WASHINGTON — President Obama on Monday sternly denounced Russia and the separatists it supports in Ukraine for blocking access to the site where Malaysia Airlines Flight 17 was brought down last week, declaring that “time is of the essence” to recover bodies and evidence.
Four days after the passenger jet was shot down by what US officials have called a Russian-made and supplied antiaircraft missile, Obama tried to raise the pressure on the Kremlin.
Speaking at the White House, the president said pro-Russia separatists have blocked investigators from the scene, fired their guns in the air, removed physical evidence, and delayed or impeded the collection of the bodies. “What exactly are they trying to hide?” he asked.
The president added that in some cases bodies have been removed from the scene by separatists without due respect. “It’s the kind of behavior that has no place in the community of nations,” Obama said.
At the United Nations, the Security Council on Monday unanimously passed a resolution that “condemns in the strongest terms” the attack that brought down the plane, called for an international investigation with the UN civil aviation agency, and demanded that armed groups at the crash site allow unfettered access.
Russia agreed to support the draft text after intense negotiations that lasted until early Monday morning, in which language of the draft text was tweaked to satisfy the Kremlin’s demands. The phrase “shooting down” was changed to “downing.”
The role of the Ukrainian government was diminished. A paragraph calling for a cessation of hostilities around the crash site was added.
The Russian ambassador, Vitaly I. Churkin, said as he entered the council chamber that the text had been “improved” in order to win over his government’s support.
US officials have said their intelligence shows that the Boeing 777-200 was taken down Thursday by an SA-11 surface-to-air missile supplied by Russia to separatists. Such a weapon could not be used without extensive training and assistance, the officials have said.
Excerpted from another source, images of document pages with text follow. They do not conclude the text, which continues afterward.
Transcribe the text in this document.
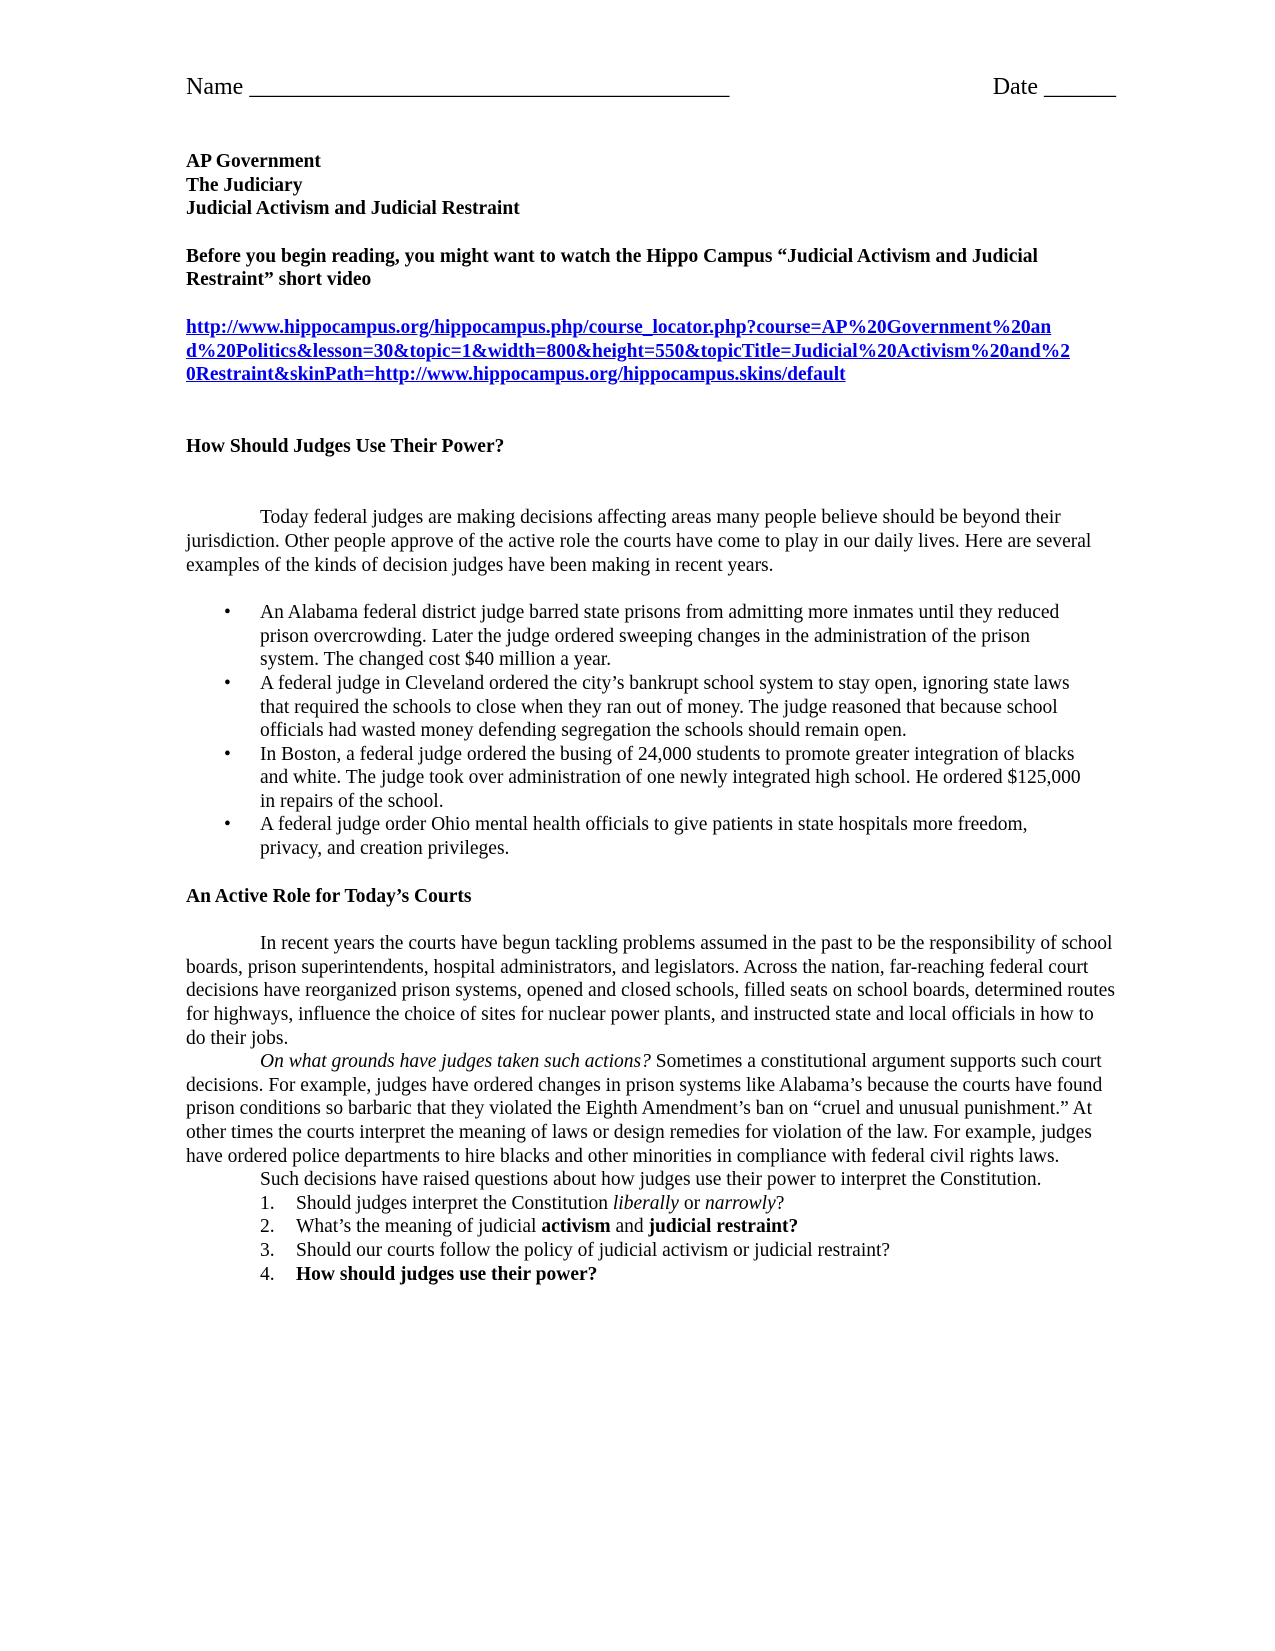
Name ________________________________________	Date ______
AP Government
The Judiciary
Judicial Activism and Judicial Restraint
Before you begin reading, you might want to watch the Hippo Campus “Judicial Activism and Judicial Restraint” short video
http://www.hippocampus.org/hippocampus.php/course_locator.php?course=AP%20Government%20and%20Politics&lesson=30&topic=1&width=800&height=550&topicTitle=Judicial%20Activism%20and%20Restraint&skinPath=http://www.hippocampus.org/hippocampus.skins/default
How Should Judges Use Their Power?

Today federal judges are making decisions affecting areas many people believe should be beyond their jurisdiction. Other people approve of the active role the courts have come to play in our daily lives. Here are several examples of the kinds of decision judges have been making in recent years.

• An Alabama federal district judge barred state prisons from admitting more inmates until they reduced prison overcrowding. Later the judge ordered sweeping changes in the administration of the prison system. The changed cost $40 million a year.
• A federal judge in Cleveland ordered the city’s bankrupt school system to stay open, ignoring state laws that required the schools to close when they ran out of money. The judge reasoned that because school officials had wasted money defending segregation the schools should remain open.
• In Boston, a federal judge ordered the busing of 24,000 students to promote greater integration of blacks and white. The judge took over administration of one newly integrated high school. He ordered $125,000 in repairs of the school.
• A federal judge order Ohio mental health officials to give patients in state hospitals more freedom, privacy, and creation privileges.
An Active Role for Today’s Courts

In recent years the courts have begun tackling problems assumed in the past to be the responsibility of school boards, prison superintendents, hospital administrators, and legislators. Across the nation, far-reaching federal court decisions have reorganized prison systems, opened and closed schools, filled seats on school boards, determined routes for highways, influence the choice of sites for nuclear power plants, and instructed state and local officials in how to do their jobs.

On what grounds have judges taken such actions? Sometimes a constitutional argument supports such court decisions. For example, judges have ordered changes in prison systems like Alabama’s because the courts have found prison conditions so barbaric that they violated the Eighth Amendment’s ban on “cruel and unusual punishment.” At other times the courts interpret the meaning of laws or design remedies for violation of the law. For example, judges have ordered police departments to hire blacks and other minorities in compliance with federal civil rights laws.

Such decisions have raised questions about how judges use their power to interpret the Constitution.

1. Should judges interpret the Constitution liberally or narrowly?
2. What’s the meaning of judicial activism and judicial restraint?
3. Should our courts follow the policy of judicial activism or judicial restraint?
4. How should judges use their power?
The standoff over the crash site has reinforced US suspicions that Russians played a direct role in assisting separatists who fired the missile or perhaps pulled the trigger themselves.
“Our immediate focus is on recovering those who were lost, investigating exactly what happened, and putting forward the facts,” Obama said. “We have to make sure the truth is out, that accountability exists.”
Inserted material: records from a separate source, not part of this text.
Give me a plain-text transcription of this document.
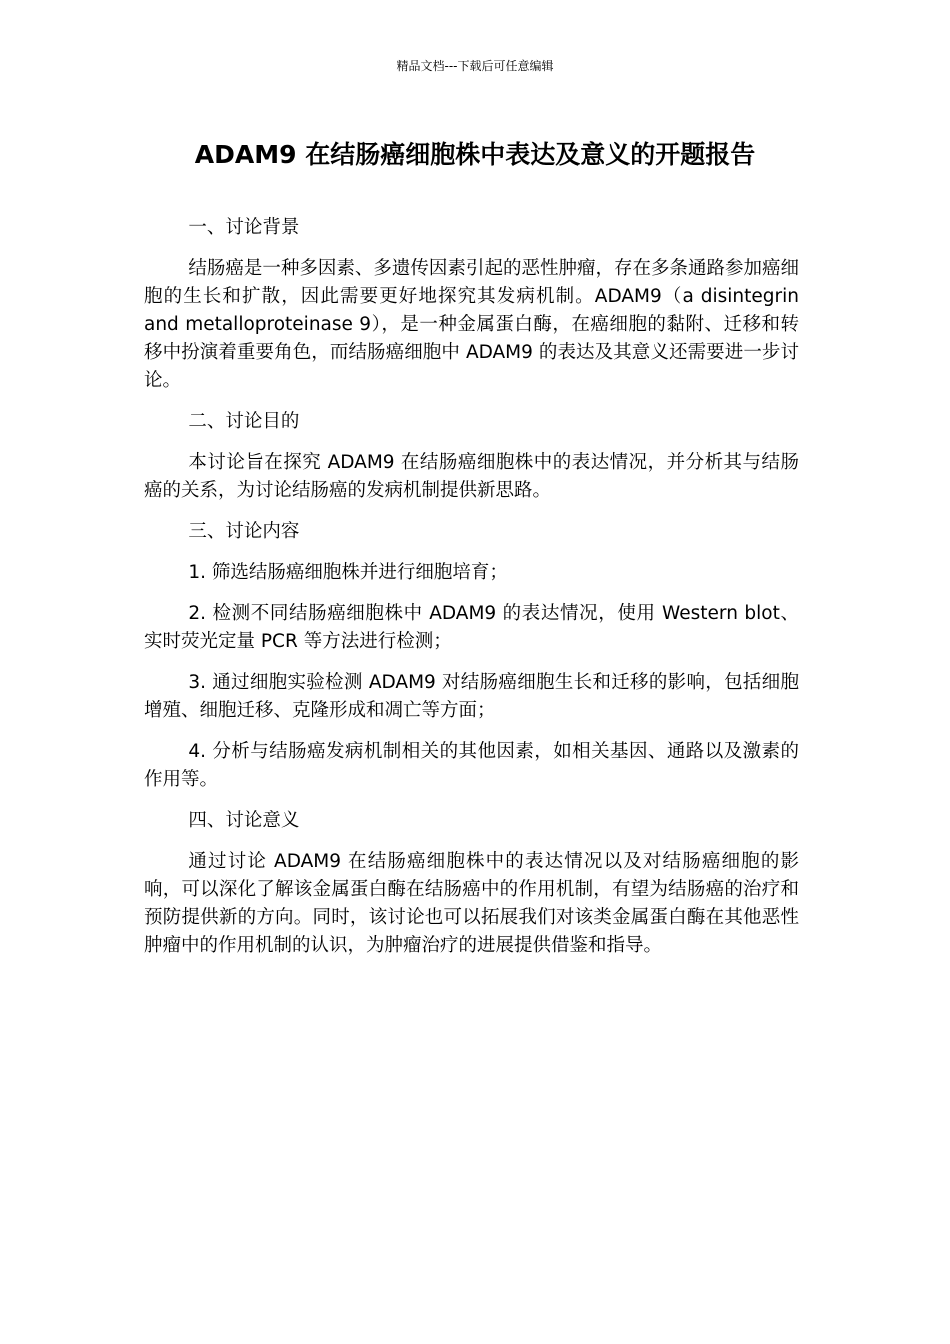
精品文档---下载后可任意编辑
ADAM9 在结肠癌细胞株中表达及意义的开题报告

一、讨论背景

结肠癌是一种多因素、多遗传因素引起的恶性肿瘤，存在多条通路参加癌细胞的生长和扩散，因此需要更好地探究其发病机制。ADAM9（a disintegrin and metalloproteinase 9），是一种金属蛋白酶，在癌细胞的黏附、迁移和转移中扮演着重要角色，而结肠癌细胞中 ADAM9 的表达及其意义还需要进一步讨论。

二、讨论目的

本讨论旨在探究 ADAM9 在结肠癌细胞株中的表达情况，并分析其与结肠癌的关系，为讨论结肠癌的发病机制提供新思路。

三、讨论内容

1. 筛选结肠癌细胞株并进行细胞培育；

2. 检测不同结肠癌细胞株中 ADAM9 的表达情况，使用 Western blot、实时荧光定量 PCR 等方法进行检测；

3. 通过细胞实验检测 ADAM9 对结肠癌细胞生长和迁移的影响，包括细胞增殖、细胞迁移、克隆形成和凋亡等方面；

4. 分析与结肠癌发病机制相关的其他因素，如相关基因、通路以及激素的作用等。

四、讨论意义

通过讨论 ADAM9 在结肠癌细胞株中的表达情况以及对结肠癌细胞的影响，可以深化了解该金属蛋白酶在结肠癌中的作用机制，有望为结肠癌的治疗和预防提供新的方向。同时，该讨论也可以拓展我们对该类金属蛋白酶在其他恶性肿瘤中的作用机制的认识，为肿瘤治疗的进展提供借鉴和指导。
He singled out President Vladimir Putin of Russia as responsible for the chaotic situation at the crash scene and said the Kremlin leader would be held accountable for ensuring that separatists open the site to international investigators.
“He has direct responsibility to compel them to cooperate with the investigation,” Obama said. “That is the least that they can do.”
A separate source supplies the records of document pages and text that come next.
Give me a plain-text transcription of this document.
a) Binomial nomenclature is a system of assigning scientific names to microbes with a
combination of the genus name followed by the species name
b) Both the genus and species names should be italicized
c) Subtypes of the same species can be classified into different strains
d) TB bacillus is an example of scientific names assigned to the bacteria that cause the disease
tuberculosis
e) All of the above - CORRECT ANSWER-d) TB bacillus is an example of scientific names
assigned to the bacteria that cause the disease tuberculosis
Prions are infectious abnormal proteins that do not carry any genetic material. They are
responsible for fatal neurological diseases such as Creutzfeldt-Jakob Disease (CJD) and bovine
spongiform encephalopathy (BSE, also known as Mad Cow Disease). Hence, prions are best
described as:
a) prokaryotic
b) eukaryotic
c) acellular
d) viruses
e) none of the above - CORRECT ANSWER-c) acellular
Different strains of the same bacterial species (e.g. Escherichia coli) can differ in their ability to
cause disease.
Obama, who had imposed a new, tougher round of sanctions on Russia the day before the plane was brought down, held out the prospect of going further now.
“If Russia continues to violate Ukraine’s sovereignty and to back these separatists,” he said, then “Russia will only further isolate itself from the international community, and the costs for Russia’s behavior will only continue to increase.”
The challenge for Obama will be persuading the Europeans to go along. Until this point, they have not been willing to adopt measures that go as far as the United States has, wary of antagonizing Russia, which provides about 30 percent of Europe’s natural gas.
EU officials have resisted imposing penalties that would target wide swaths of Russia’s economy.
The question is whether the plane tragedy changes that dynamic — and that may become clearer Tuesday when senior European officials meet to discuss the situation.
Republicans in Washington said Obama needs to do more, not just to bring the Europeans along but unilaterally if necessary.